When it comes to switching over to Personal Pension schemes, the one thing that most investors look at is long-term growth potential. After all, it is their retirement they are planning for and if they can grow enough wealth, they are going to live in comfort throughout their senior years. This makes it all worth it now; the struggle to put extra aside so that it can grow.

Recent news shows how major brands like Apple and Google are diversifying their product lines and services, which is sending stocks soaring. As ever, the two technology giants are vying for first place, so global investors are finding it a wise move to broaden their portfolio by adding both stocks to their long-term SIPP share dealing strategy.

 

What Makes SIPP Share Dealing Attractive

While it is possible to add a number of funds such as REITs, equity income funds and mutual funds to your SIPP portfolio, and actually a good idea, it is also advisable to look into adding shares (stocks) to your long-term investment as well. However, not just any stock will do as so many unexpected recent failures will indicate. Stock brokers and financial advisors suggest those looking to work share dealing into their SIPPs may want to:

  • Enrol in courses to learn the fundamentals of investing.
  • Hire a financial advisor who is duly licensed and registered with the FCA and/or the PRA.
  • Begin learning online by following financial news and keeping ‘score’ of how shares are faring on the FTSE 100 Index in the UK as well as stock exchanges in global markets of interest.

At the moment, there is a bit of uncertainty in many global markets due to such concerns as Brexit and the somewhat unexpected election of Donald J. Trump to the presidency in the United States. As the world’s leading economy, what happens in the US will affect the rest of the developed world (and beyond).

 

How Product Diversification Can Influence Share Dealing

Both Apple and Google have been going back and forth as the favoured global brand and so the world is following what each company is doing in terms of diversification. This year, Google finally took the lead which was not totally unforeseen. Whilst neither is making the news due to diversification of holdings, they are both diversifying product lines and services which, in turn, impacts how investors rank each brand. Then there is Amazon that is holding on to its 3rd place ranking, and because they have built a strong consumer base on their ‘free shipping policy’ for Prime members, Walmart is now getting into the act and is going to be offering free shipping on all orders over $35 USD.
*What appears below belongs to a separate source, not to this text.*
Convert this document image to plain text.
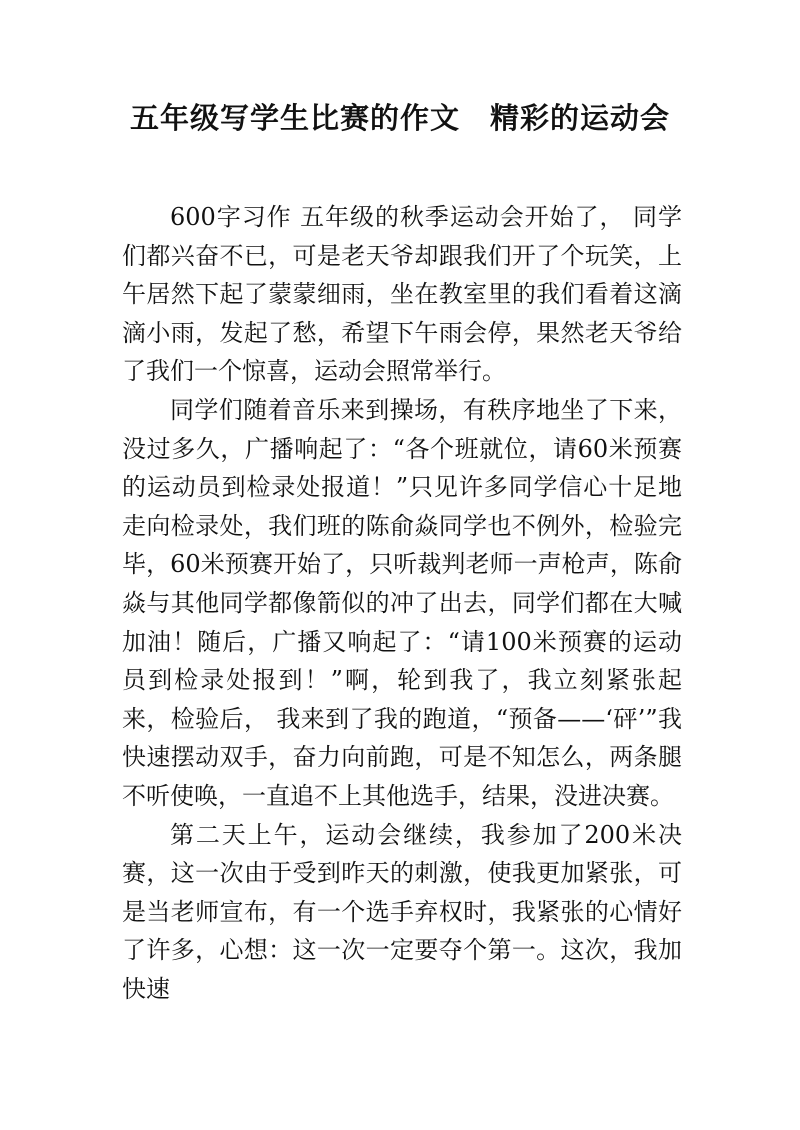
五年级写学生比赛的作文　精彩的运动会

600字习作 五年级的秋季运动会开始了， 同学们都兴奋不已，可是老天爷却跟我们开了个玩笑，上午居然下起了蒙蒙细雨，坐在教室里的我们看着这滴滴小雨，发起了愁，希望下午雨会停，果然老天爷给了我们一个惊喜，运动会照常举行。

同学们随着音乐来到操场，有秩序地坐了下来，没过多久，广播响起了：“各个班就位，请60米预赛的运动员到检录处报道！”只见许多同学信心十足地走向检录处，我们班的陈俞焱同学也不例外，检验完毕，60米预赛开始了，只听裁判老师一声枪声，陈俞焱与其他同学都像箭似的冲了出去，同学们都在大喊加油！随后，广播又响起了：“请100米预赛的运动员到检录处报到！”啊，轮到我了，我立刻紧张起来，检验后， 我来到了我的跑道，“预备——‘砰’”我快速摆动双手，奋力向前跑，可是不知怎么，两条腿不听使唤，一直追不上其他选手，结果，没进决赛。

第二天上午，运动会继续，我参加了200米决赛，这一次由于受到昨天的刺激，使我更加紧张，可是当老师宣布，有一个选手弃权时，我紧张的心情好了许多，心想：这一次一定要夺个第一。这次，我加快速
But the ‘diversification of services war’ doesn’t end there! Amazon is now in the process of opening a $1.5 billion (USD) facility in Kentucky that will employ approximately 2,000 workers. This new air cargo hub may be the impetus that inches Amazon closer, if not surpassing, Apple in the coveted number 2 spot for favoured global brands. Investors are watching these brands closely to predict future growth based on current diversifications in services and/or products. This is what a smart investor should do – watch and learn from the corporate giants. Stagnation is not in their vocabulary and it should not settle into a PPP or an SIPP. It is true that a Personal Pension Plan is a long-term investment for future wealth, but share dealing is only going to be as successful as the stocks in which you invest.

 

Projected Market Movement over Loyalty to Brand

Research long-term goals for companies you are considering buying shares in, and you will make an educated choice based on projected market movement as opposed to mere loyalty to brand. Where so many shareholders have gone wrong in the past is to buy based on emotion rather than analysis of data and movement within a company. Share dealing is a great way to add long-term growth to your SIPP but only if you learn from the diversification strategies of major brands that have done their homework well. Now it’s time to do yours. The question is, are you ready?